The situation is further complicated by the fact that the AMRC project, according to Goldman, was funded by a USIA grant and was not an official agency project. Because the program was funded by a grant, Goldman said, the law does not apply.

But Vossen said the agency thought the broadcasting of the footage did violate the law.

"Because of the funding we gave to the project, [we] thought that this dissemination of material came under the domain of the act," she said.

Vossen said, however, that even if the use of the footage was illegal, the USIA will probably not be able to do anything about the apparent violation.

"There is nothing in the [law] to mandate our policing our grantees. This means that there is nothing further that can be done," Vossen said.
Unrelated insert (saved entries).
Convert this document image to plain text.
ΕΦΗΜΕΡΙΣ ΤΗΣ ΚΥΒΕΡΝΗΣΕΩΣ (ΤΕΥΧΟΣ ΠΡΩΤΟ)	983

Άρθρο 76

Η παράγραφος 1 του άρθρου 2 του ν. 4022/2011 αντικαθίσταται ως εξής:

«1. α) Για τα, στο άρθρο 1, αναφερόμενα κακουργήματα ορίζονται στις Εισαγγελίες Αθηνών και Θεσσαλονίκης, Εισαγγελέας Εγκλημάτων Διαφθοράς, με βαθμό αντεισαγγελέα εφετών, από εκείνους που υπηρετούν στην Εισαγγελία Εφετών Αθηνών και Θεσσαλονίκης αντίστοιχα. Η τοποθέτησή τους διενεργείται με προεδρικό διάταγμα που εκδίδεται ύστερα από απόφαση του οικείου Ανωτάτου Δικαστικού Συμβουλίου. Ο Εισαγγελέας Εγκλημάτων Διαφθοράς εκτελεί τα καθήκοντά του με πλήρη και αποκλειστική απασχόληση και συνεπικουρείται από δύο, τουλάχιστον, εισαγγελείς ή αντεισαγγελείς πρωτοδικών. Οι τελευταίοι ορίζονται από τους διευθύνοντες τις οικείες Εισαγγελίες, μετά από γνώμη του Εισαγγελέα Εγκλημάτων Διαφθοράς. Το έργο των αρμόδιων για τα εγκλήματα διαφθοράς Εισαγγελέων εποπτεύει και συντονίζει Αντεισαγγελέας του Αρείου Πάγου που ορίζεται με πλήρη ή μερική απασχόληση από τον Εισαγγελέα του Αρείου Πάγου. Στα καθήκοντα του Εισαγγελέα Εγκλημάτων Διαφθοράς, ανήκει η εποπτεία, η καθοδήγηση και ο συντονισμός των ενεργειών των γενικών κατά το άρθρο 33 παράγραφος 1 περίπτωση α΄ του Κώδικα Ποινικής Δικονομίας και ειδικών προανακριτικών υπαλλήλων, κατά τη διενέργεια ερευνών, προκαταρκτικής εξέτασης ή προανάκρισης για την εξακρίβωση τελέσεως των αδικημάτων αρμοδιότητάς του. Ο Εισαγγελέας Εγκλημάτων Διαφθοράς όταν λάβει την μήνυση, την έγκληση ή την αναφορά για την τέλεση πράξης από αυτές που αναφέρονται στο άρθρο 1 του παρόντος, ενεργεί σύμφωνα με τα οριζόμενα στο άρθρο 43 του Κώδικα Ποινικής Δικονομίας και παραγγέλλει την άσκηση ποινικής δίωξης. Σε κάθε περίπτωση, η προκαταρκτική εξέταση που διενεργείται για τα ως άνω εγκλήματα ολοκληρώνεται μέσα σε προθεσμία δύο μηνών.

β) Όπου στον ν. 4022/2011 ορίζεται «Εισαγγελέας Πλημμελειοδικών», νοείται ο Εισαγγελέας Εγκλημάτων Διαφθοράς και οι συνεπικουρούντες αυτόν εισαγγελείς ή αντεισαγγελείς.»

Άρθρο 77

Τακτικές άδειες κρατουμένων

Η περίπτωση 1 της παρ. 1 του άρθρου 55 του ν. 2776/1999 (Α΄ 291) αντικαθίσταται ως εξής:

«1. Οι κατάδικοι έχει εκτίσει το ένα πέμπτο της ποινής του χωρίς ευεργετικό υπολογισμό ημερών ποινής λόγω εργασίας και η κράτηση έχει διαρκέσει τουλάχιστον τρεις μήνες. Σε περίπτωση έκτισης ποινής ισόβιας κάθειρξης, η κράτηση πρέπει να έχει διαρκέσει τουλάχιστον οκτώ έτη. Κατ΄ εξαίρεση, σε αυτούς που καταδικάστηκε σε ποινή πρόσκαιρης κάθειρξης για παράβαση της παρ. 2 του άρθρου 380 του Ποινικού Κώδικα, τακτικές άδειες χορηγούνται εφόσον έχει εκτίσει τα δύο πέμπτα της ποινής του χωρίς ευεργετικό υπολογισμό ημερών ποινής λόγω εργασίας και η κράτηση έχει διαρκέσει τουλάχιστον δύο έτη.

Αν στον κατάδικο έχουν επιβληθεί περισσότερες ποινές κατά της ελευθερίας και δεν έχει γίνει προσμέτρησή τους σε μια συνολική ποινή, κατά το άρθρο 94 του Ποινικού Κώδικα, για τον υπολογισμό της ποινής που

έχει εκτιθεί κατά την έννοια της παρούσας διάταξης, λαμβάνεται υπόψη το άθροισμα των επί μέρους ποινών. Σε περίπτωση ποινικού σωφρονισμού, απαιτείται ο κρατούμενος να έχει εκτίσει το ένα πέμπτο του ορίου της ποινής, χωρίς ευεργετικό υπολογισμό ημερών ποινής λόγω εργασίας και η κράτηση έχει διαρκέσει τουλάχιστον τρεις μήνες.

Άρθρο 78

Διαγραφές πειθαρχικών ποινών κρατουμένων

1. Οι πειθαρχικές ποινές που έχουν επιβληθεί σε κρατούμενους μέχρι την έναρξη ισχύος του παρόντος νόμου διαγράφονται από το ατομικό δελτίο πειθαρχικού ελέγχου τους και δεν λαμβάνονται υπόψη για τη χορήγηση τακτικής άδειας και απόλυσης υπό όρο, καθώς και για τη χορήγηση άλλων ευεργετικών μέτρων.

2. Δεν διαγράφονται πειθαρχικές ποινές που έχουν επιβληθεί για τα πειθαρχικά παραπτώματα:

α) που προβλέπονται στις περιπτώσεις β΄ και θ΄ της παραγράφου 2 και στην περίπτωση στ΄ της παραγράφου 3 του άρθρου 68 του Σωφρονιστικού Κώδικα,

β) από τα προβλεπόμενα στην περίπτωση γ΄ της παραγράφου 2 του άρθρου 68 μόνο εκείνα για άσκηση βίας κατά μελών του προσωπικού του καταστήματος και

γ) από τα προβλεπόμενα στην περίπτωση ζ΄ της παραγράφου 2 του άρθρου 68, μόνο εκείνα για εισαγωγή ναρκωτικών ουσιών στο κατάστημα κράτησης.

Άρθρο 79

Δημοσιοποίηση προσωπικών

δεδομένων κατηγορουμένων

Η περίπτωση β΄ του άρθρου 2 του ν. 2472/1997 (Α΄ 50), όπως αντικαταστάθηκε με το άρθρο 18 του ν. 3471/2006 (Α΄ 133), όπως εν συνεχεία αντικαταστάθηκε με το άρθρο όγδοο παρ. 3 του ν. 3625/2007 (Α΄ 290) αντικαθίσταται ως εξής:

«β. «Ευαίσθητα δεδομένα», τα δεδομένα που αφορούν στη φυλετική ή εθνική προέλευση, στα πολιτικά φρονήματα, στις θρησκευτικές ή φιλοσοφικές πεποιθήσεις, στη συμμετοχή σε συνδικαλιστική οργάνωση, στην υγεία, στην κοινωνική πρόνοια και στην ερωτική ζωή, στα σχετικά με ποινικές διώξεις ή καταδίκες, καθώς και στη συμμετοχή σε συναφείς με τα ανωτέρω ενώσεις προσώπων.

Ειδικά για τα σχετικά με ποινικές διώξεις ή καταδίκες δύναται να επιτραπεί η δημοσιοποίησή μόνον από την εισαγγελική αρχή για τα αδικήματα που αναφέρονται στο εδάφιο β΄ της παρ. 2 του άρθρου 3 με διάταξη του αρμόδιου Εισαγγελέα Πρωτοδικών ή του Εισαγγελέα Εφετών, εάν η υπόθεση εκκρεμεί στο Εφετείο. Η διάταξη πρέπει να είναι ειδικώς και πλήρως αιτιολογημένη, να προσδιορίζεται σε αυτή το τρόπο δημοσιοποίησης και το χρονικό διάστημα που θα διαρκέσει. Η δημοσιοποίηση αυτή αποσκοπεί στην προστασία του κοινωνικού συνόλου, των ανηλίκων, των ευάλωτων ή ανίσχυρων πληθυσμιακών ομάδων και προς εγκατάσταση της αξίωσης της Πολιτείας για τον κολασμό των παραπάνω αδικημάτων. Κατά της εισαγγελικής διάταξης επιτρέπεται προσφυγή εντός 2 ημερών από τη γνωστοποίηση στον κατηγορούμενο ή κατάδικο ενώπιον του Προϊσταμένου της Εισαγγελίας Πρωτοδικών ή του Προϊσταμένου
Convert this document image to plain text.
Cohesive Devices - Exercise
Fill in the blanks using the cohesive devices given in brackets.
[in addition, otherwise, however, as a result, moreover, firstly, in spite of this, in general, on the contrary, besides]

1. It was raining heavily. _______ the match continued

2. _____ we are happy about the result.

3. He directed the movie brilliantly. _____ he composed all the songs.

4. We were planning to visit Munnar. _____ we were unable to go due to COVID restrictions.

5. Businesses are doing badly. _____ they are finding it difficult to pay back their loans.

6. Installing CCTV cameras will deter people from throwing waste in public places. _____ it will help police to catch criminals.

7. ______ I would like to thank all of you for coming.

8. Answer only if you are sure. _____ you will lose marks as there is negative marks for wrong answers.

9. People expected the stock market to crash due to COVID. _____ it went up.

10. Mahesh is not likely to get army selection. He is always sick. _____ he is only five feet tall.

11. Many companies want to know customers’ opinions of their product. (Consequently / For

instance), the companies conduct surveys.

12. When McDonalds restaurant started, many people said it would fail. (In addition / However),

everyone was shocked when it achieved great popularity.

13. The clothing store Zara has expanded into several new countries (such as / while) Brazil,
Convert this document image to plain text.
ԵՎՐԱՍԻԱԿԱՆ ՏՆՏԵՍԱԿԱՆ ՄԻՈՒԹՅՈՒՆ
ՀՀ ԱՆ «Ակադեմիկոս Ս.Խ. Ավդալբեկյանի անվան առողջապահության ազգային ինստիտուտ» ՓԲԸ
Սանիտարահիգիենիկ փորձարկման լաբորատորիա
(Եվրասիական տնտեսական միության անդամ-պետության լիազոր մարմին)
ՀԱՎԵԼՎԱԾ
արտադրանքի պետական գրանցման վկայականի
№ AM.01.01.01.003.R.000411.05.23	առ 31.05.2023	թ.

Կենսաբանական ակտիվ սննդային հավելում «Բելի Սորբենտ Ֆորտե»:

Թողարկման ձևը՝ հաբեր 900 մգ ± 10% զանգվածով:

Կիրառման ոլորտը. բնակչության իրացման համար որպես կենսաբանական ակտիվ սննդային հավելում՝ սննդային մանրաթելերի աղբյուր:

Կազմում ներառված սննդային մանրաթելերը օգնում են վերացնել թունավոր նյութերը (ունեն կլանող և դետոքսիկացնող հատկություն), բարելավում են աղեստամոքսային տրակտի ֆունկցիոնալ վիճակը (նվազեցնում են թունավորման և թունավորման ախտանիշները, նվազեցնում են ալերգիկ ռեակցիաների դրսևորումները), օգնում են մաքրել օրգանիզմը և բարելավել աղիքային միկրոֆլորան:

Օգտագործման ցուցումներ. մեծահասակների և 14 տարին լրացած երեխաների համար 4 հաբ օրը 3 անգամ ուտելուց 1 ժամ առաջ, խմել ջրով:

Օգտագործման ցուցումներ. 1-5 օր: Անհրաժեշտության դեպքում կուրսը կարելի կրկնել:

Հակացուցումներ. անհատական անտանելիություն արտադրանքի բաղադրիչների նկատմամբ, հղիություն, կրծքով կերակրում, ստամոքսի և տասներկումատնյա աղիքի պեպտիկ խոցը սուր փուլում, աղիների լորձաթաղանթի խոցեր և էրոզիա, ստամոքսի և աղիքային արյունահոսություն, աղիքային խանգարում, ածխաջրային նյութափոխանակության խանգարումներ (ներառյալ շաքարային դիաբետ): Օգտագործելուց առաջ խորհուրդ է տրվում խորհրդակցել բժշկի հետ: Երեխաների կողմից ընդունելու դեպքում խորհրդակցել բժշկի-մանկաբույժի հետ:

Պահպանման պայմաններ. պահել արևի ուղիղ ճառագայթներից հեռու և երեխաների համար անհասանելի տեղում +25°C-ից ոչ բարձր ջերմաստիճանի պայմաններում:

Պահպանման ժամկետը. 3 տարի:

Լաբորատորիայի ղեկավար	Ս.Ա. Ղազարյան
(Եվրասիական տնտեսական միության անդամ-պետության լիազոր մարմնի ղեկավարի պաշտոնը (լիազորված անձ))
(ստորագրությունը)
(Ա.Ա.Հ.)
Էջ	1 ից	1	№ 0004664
The allegations of illegal distribution of footage come in the wake of a controversy involving the AMRC in which the dean of BU's College of Communications resigned because he thought the AMRC program was flawed by faulty execution and questionable ethics.

Before resigning his post, Redmont cosigned a letter to John Silber, president of BU, with nine other BU faculty members calling into question the integrity of the media project.

And in yet another controversy that has engulfed the project, one of the prime supporters of the AMRC was alleged yesterday to have been unduly influenced by a close associate of Lieutenant Col. Oliver North.

In yesterday's edition, the Boston Globe alleged that the idea for the media project had been largely formulated by Walter Raymond Jr., known in the Iran-Contra hearings as one of North's close colleagues. Previously, the conception of the project had been attributed to Sen. Gordon Humphrey (R-N.H).

But a spokesman for Sen. Humphrey, William Anthony, denied that Raymond had had undue influence in the conception of the project.

"At some time we probably did talk to Raymond," Anthony said, but he added that Sen. Humphrey was the one who was the moving force behind the project.